Les acclamations en contrebas de la ville s'intensifièrent. Les deux soldats de l'Armée de la Paix gardaient les créneaux qu'ils occupaient, mais peu après, d'autres soldats de l'Armée de la Paix les rejoignirent.

« Zhong Biao ! Zhong Biao ! Le premier à franchir les remparts, c'est Zhong Biao ! » crièrent les soldats qui reconnurent le général borgne et barbu. Zhong sourit ; il avait combattu sur le champ de bataille pendant de nombreuses années, toujours un héros méconnu, et n'avait jamais connu une telle gloire. Li Jun, posté en première ligne, leva les yeux pensivement et demanda à Dong Cheng, à ses côtés : « Le premier à charger sur les remparts, c'était Zhong Biao, celui que tu as vaincu à Liangshui ? »

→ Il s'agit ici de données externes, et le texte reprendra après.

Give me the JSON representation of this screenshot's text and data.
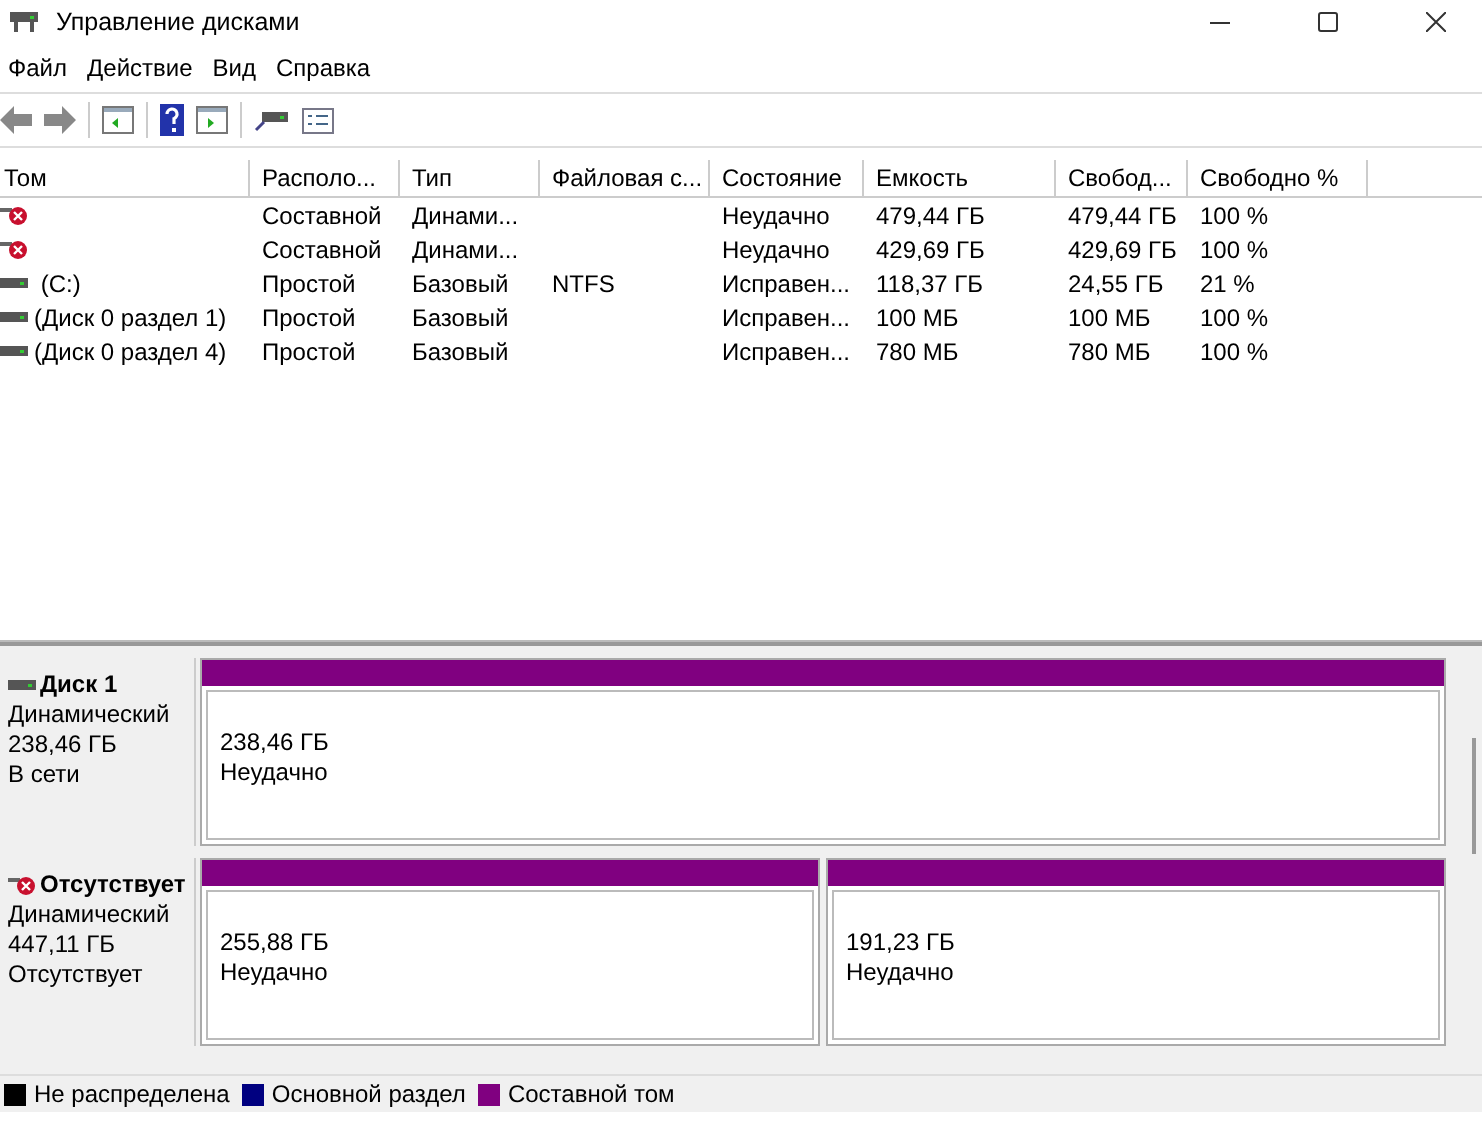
{
  "window": {
    "title": "Управление дисками"
  },
  "menu": [
    "Файл",
    "Действие",
    "Вид",
    "Справка"
  ],
  "table": {
    "columns": [
      "Том",
      "Располо...",
      "Тип",
      "Файловая с...",
      "Состояние",
      "Емкость",
      "Свобод...",
      "Свободно %"
    ],
    "rows": [
      {
        "kind": "failed",
        "cells": [
          "",
          "Составной",
          "Динами...",
          "",
          "Неудачно",
          "479,44 ГБ",
          "479,44 ГБ",
          "100 %"
        ]
      },
      {
        "kind": "failed",
        "cells": [
          "",
          "Составной",
          "Динами...",
          "",
          "Неудачно",
          "429,69 ГБ",
          "429,69 ГБ",
          "100 %"
        ]
      },
      {
        "kind": "healthy",
        "cells": [
          " (C:)",
          "Простой",
          "Базовый",
          "NTFS",
          "Исправен...",
          "118,37 ГБ",
          "24,55 ГБ",
          "21 %"
        ]
      },
      {
        "kind": "healthy",
        "cells": [
          "(Диск 0 раздел 1)",
          "Простой",
          "Базовый",
          "",
          "Исправен...",
          "100 МБ",
          "100 МБ",
          "100 %"
        ]
      },
      {
        "kind": "healthy",
        "cells": [
          "(Диск 0 раздел 4)",
          "Простой",
          "Базовый",
          "",
          "Исправен...",
          "780 МБ",
          "780 МБ",
          "100 %"
        ]
      }
    ]
  },
  "disks": [
    {
      "kind": "online",
      "name": "Диск 1",
      "type": "Динамический",
      "size": "238,46 ГБ",
      "status": "В сети",
      "partitions": [
        {
          "size": "238,46 ГБ",
          "status": "Неудачно",
          "color": "#800080"
        }
      ]
    },
    {
      "kind": "missing",
      "name": "Отсутствует",
      "type": "Динамический",
      "size": "447,11 ГБ",
      "status": "Отсутствует",
      "partitions": [
        {
          "size": "255,88 ГБ",
          "status": "Неудачно",
          "color": "#800080"
        },
        {
          "size": "191,23 ГБ",
          "status": "Неудачно",
          "color": "#800080"
        }
      ]
    }
  ],
  "legend": [
    {
      "label": "Не распределена",
      "color": "#000000"
    },
    {
      "label": "Основной раздел",
      "color": "#000080"
    },
    {
      "label": "Составной том",
      "color": "#800080"
    }
  ]
}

Dong Cheng ne put s'empêcher d'afficher une pointe de fierté, vite remplacée par un sentiment étrange. Son général avait remporté le premier mérite lors du siège, mais la ville qu'il avait attaquée était la capitale de la dynastie qu'il avait juré de servir. D'une voix grave, il dit

: «

Pas mal, très courageux et plein de ressources.

»

Li Jun baissa la tête, perdu dans ses pensées. Après un moment, il demanda de nouveau

: «

Cet homme a-t-il déjà servi sous les ordres du commandant Lu

?

» «

Non. Il a rejoint l’armée gouvernementale il y a cinq ans et, auparavant, il était apparemment mercenaire.

»

Le cœur de Li Jun rata un battement. Il reconnut la silhouette de Zhong Biao et crut le connaître de l'époque où il était sous les ordres de Lu Xiang. Mais à présent, ce Zhong Biao semblait être une autre personne.

« Ce ne peut être une telle coïncidence… » pensa-t-il, avant de chasser rapidement cette idée. L’heure était critique et il devait se concentrer sur le commandement et le déploiement de ses troupes.

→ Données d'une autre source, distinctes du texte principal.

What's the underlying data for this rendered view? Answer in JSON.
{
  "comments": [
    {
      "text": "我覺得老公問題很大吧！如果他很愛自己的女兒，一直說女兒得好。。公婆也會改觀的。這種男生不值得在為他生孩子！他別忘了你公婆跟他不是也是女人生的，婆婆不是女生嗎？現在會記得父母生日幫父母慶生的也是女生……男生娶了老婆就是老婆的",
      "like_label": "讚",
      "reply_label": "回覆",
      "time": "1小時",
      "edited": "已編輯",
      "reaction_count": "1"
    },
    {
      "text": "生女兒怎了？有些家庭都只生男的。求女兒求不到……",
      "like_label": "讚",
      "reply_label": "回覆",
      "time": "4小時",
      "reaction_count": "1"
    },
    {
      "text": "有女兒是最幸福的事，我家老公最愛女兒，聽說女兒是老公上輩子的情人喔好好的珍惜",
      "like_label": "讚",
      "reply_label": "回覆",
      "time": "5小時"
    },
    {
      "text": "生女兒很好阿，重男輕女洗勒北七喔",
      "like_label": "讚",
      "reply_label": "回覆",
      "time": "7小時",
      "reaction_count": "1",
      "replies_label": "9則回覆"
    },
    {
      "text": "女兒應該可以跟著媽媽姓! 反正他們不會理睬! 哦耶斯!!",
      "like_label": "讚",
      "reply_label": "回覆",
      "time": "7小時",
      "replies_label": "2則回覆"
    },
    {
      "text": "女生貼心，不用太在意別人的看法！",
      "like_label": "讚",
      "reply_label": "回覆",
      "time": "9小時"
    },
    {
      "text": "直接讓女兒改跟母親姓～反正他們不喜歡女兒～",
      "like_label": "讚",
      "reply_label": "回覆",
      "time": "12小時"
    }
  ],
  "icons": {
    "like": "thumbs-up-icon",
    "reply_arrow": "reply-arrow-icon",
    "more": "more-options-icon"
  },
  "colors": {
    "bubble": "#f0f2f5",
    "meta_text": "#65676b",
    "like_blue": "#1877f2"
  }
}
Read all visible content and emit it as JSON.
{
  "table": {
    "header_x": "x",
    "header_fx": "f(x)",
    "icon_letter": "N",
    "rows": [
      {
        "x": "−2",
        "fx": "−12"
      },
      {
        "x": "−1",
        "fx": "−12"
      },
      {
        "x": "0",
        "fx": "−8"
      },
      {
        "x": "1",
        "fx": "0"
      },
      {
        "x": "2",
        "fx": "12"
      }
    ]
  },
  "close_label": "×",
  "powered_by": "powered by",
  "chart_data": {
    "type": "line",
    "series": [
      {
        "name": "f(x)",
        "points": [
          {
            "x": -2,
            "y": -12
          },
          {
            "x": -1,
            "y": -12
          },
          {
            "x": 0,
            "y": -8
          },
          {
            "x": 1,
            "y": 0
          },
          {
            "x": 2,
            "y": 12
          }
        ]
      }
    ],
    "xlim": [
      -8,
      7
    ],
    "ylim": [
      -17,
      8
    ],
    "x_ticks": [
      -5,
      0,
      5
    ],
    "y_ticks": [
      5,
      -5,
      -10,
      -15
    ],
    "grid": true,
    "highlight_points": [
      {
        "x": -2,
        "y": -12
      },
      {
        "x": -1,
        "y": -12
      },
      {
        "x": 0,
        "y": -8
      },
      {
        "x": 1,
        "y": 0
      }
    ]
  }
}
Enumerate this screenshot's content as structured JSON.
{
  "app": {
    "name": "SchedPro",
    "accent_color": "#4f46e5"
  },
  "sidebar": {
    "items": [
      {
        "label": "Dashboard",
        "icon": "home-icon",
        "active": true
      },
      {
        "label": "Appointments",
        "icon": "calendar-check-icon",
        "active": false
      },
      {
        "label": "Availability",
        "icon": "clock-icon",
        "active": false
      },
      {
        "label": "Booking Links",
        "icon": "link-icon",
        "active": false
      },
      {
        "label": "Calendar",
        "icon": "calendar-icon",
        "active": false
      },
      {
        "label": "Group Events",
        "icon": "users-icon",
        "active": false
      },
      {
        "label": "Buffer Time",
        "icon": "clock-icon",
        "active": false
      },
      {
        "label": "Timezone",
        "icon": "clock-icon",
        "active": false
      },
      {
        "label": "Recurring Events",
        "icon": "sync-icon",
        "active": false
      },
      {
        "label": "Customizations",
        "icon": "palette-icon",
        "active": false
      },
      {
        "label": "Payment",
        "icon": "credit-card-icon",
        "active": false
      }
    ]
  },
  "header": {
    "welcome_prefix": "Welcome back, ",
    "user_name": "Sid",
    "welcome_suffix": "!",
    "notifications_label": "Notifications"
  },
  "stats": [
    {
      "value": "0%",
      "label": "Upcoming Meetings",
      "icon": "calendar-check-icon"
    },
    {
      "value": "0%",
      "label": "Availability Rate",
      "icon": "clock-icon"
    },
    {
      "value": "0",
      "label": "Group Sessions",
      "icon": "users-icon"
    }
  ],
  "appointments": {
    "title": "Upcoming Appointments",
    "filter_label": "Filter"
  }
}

« Résistez ! Résistez ! Chassez-les ! »

Un officier, hurlant d'une voix rauque, chargea au milieu des soldats. Zhong Biao, l'œil unique grand ouvert, fit tournoyer sa hache de guerre comme un tourbillon pour parer l'attaque de l'officier. Deux lances, telles des langues venimeuses, se plantèrent dans sa poitrine et sa gorge, mais il les dévia toutes deux avec sa hache. Avant même que les deux soldats n'aient pu parer leurs lances, Zhong Biao fendit l'un d'eux en deux, de la tête à la taille, d'un seul coup. Il donna ensuite un coup de pied à l'autre soldat dans l'aine, qui laissa tomber son arme, se tenant le ventre et s'agenouillant. Sans hésiter, Zhong Biao frappa de nouveau, projetant la tête du soldat en l'air, où elle s'écrasa sur le général hurlant.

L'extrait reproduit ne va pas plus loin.